Augustine College
- Motto: Credo ut intelligam
- Motto in English: "I believe so that I may understand"
- Type: Private
- Established: 1997
- Religious affiliation: Non-denominational Christian
- President: John Patrick
- Faculty: 10
- Administrative staff: 10
- Students: 10 to 22
- Location: 152 Metcalfe Street Ottawa, Ontario K2P 1N9 45°24′04″N 75°41′18″W﻿ / ﻿45.4011°N 75.6884°W
- Campus: Urban;
- Website: augustinecollege.org

= Augustine College =

Private Christian liberal arts college in Ottawa, Ontario, Canada

Augustine College (AC) is a private ecumenical Christian liberal arts college in Ottawa, Ontario. Augustine currently offers two semester-long programs focused on the histories of science and the humanities in late and classical antiquity and in the modern era, respectively. AC operates on an unincorporated basis and without program accreditation, but maintains transfer credit agreements with several other postsecondary institutions in North America.

==History==
AC was founded in 1997 in Ottawa by a group of university professors "disgruntled" by the fact that traditionally Christian ideals of education were "strangely missing from the curriculum of colleges and universities." The group included John Patrick, then Associate Professor in Clinical Nutrition in the Department of Biochemistry and Pediatrics at the University of Ottawa (now retired), who currently serves as AC's President. Other local university faculty at one time associated with AC have included Edmund Bloedow (University of Ottawa) and David Stewart (Trent University) (both deceased), as well as Dominic Manganiello (University of Ottawa) and David Lyle Jeffrey (Baylor University), who co-edited the volume Rethinking the Future of the University shortly following AC's inauguration. AC drew media attention when its academic dean, Andrew Bennett, was appointed Canada's Ambassador of Religious Freedom in 2013.

==Academics==

AC's promotional material frames the school's vision "to grow in wisdom and in virtue by exploring the riches of Western culture" as a response to perceived deconstructionist trends in mainstream academia, which "is often marked by suspicious attitudes and deconstructive approaches to the content of Western tradition." President John Patrick has elsewhere criticized contemporary universities for fostering what he sees as an increasingly "toxic environment" for religious students. Though AC does not "condemn critical engagement with ideas" as such, its programs are intended to present "the legacy of Western culture as something to be learned from, not only about."

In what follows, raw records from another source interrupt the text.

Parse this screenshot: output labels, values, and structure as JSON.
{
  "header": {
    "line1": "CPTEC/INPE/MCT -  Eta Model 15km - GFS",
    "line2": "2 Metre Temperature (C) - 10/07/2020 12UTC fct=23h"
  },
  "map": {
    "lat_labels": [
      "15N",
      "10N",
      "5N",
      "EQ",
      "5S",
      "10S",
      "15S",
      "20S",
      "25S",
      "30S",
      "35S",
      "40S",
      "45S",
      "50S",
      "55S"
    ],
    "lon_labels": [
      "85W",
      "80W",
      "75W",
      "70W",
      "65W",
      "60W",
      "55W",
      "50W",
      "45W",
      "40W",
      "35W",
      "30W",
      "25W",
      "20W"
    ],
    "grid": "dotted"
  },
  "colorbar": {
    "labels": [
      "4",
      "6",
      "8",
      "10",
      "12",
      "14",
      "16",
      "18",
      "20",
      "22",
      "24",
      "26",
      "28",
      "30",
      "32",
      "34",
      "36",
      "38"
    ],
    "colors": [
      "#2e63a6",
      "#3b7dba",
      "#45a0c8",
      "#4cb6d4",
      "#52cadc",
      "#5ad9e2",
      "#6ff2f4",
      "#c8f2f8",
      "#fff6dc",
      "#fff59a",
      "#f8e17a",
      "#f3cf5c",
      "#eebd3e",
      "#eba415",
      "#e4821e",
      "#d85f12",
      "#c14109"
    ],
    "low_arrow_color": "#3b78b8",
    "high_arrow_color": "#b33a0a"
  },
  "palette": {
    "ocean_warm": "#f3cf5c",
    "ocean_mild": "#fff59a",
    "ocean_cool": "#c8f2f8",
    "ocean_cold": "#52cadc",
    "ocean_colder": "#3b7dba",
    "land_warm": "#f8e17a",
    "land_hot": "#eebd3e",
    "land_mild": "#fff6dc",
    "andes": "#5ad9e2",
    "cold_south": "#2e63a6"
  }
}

According to its website, AC currently offers two separate, consecutive programs of study. The first of these runs from September to December and is focused on the "Ancient World." Students take courses on the histories of philosophy, science, literature, art, and Christianity, spanning the period from antiquity to the Middle Ages. The second program, running from January to April, is focused on the "Modern World." The historical focus of the courses remains the same and traces their subject matter from the period of the Renaissance down to the present day.

AC does not operate under a provincial or territorial charter and is not listed as a member of Universities Canada. As such, its programs do not lead to the conferral of a degree and most North American universities do not count AC courses toward the requirements of an undergraduate degree. AC does, however, have individual credit transfer agreements in place with several universities in North America. These include Redeemer University, Saint Paul University, and Trinity Western University.

==Weston Lecture==

AC hosts an annual public lecture in Ottawa by a well-known Christian intellectual. The lecture series is funded by the Weston Family Foundation. Past Weston Lecture speakers have included Peter Kreeft, Michał Heller, John Behr, and R. R. Reno.